Four By Damia 1930 – Past Daily: Musical Archeology

Mme. Damia - Pathos personified
Mme. Damia – Angst set to music.

Four by Mme. Damia – with Orchestra conducted by Pierre Chagnon – Columbia Records France – Gordon Skene Sound Collection –

Four songs as sung by Marie-Louise Damien, more popularly known as Mme. Damia – a French singer, actress and stage personality who was born in 1889 and died in 1978. Damia recorded quite a lot during her career. She is virtually unknown in the U.S. and has all but fallen off the radar around the rest of the world since her death in 1978.

But at the time, certainly at the time of these recordings, made for the French Columbia label in the late 1920s all the way through the 1930s and into the 1940s, Mme.
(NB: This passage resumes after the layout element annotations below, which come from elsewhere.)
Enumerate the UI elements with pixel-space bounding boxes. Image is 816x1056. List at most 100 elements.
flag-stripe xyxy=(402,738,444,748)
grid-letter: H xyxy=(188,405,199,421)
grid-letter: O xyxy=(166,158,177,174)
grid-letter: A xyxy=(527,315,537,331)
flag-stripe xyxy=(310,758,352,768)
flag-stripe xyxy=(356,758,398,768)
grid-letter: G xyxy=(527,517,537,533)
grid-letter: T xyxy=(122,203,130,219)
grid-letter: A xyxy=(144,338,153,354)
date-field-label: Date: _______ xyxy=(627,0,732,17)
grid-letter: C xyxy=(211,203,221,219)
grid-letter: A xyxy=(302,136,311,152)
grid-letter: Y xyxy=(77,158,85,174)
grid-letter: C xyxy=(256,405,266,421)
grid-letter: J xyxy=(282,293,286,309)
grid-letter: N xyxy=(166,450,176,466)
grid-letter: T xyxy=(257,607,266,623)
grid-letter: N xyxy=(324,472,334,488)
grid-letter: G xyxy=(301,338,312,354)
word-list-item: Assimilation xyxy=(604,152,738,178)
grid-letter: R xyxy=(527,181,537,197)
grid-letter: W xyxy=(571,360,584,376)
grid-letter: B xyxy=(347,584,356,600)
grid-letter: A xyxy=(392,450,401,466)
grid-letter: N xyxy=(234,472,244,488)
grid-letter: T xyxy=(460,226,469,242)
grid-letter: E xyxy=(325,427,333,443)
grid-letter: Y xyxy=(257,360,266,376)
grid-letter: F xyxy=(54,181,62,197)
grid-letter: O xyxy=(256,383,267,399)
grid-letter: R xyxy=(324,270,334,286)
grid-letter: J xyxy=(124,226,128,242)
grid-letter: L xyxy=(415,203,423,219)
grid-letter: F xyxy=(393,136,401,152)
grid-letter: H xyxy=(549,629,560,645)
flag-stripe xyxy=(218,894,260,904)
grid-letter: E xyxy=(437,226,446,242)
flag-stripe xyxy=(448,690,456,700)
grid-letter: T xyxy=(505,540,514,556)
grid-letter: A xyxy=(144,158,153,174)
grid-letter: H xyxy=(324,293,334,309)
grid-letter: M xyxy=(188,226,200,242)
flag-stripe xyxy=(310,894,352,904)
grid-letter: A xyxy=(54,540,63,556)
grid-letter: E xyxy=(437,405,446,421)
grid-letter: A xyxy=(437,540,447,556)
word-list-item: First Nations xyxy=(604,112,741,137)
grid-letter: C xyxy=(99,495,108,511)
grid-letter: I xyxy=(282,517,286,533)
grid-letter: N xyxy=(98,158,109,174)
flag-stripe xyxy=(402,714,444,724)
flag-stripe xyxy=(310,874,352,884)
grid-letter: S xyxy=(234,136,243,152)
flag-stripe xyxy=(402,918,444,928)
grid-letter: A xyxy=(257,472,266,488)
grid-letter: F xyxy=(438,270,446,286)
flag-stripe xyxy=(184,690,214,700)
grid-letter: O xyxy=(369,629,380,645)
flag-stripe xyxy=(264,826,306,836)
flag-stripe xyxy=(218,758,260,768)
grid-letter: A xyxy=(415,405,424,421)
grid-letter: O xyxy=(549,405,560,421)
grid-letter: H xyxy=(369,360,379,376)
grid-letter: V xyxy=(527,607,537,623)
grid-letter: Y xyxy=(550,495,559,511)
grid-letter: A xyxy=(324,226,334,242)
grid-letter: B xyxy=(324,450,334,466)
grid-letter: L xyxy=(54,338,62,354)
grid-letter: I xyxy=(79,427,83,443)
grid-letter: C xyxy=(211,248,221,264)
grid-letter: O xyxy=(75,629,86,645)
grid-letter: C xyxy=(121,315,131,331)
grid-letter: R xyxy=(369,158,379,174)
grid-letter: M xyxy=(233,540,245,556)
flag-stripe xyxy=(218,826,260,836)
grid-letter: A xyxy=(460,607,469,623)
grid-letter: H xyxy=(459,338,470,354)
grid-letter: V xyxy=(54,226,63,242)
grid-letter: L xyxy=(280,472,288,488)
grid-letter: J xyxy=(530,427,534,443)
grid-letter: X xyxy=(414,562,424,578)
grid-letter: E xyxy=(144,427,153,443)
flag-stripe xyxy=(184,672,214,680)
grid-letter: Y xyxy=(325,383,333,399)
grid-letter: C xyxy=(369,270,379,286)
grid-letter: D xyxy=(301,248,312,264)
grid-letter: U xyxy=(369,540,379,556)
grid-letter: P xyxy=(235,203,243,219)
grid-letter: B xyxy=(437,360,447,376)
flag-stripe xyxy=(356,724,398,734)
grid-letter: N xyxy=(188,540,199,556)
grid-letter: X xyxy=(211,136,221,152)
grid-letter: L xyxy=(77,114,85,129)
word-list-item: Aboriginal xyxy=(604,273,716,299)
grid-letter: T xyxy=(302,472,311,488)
Damia was one of the most popular and versatile tragic singers of her generation.

Not that most French singers don’t lean towards tragedy in their repertoire, Damia was particularly good at wringing out the last bit of pathos in just about any song; and these four are ample proof of that:

1. Calais-Douvres – Columbia (France) DF – 768
2. C’est Mon Gigolo – Columbia (France) DF 133
3. Pluie – Columbia (France) – DF 1425
4. La Marie-Jeanne – Columbia (France) – DF – 2048

In addition to a stellar singing career which began at the turn of the century, she was also an actress, having played numerous roles in motion pictures, going back to her cinema debut in 1927 in Abel Gance‘s Napoleon and continuing into the early 1950s. Her popularity during her lifetime was worldwide, as was evidenced by one of her last tours, which included several dates in Japan in 1953. In 1956 she began what would be her farewell tour, eventually retiring from singing. During a 1974 interview, Damia was asked by the Anglo-French biographer David Bret what her secret to her long life and unique voice was. She matter-of-factly replied; “smoking three packs of Gitanes a day”.

If you’ve never heard Mme. Damia before, here are four samples of her work. It’s a good place to start – there are several reissues of her considerable output of songs to investigate.

In the meantime, pull up a seat, fire up a Gitanes and relax.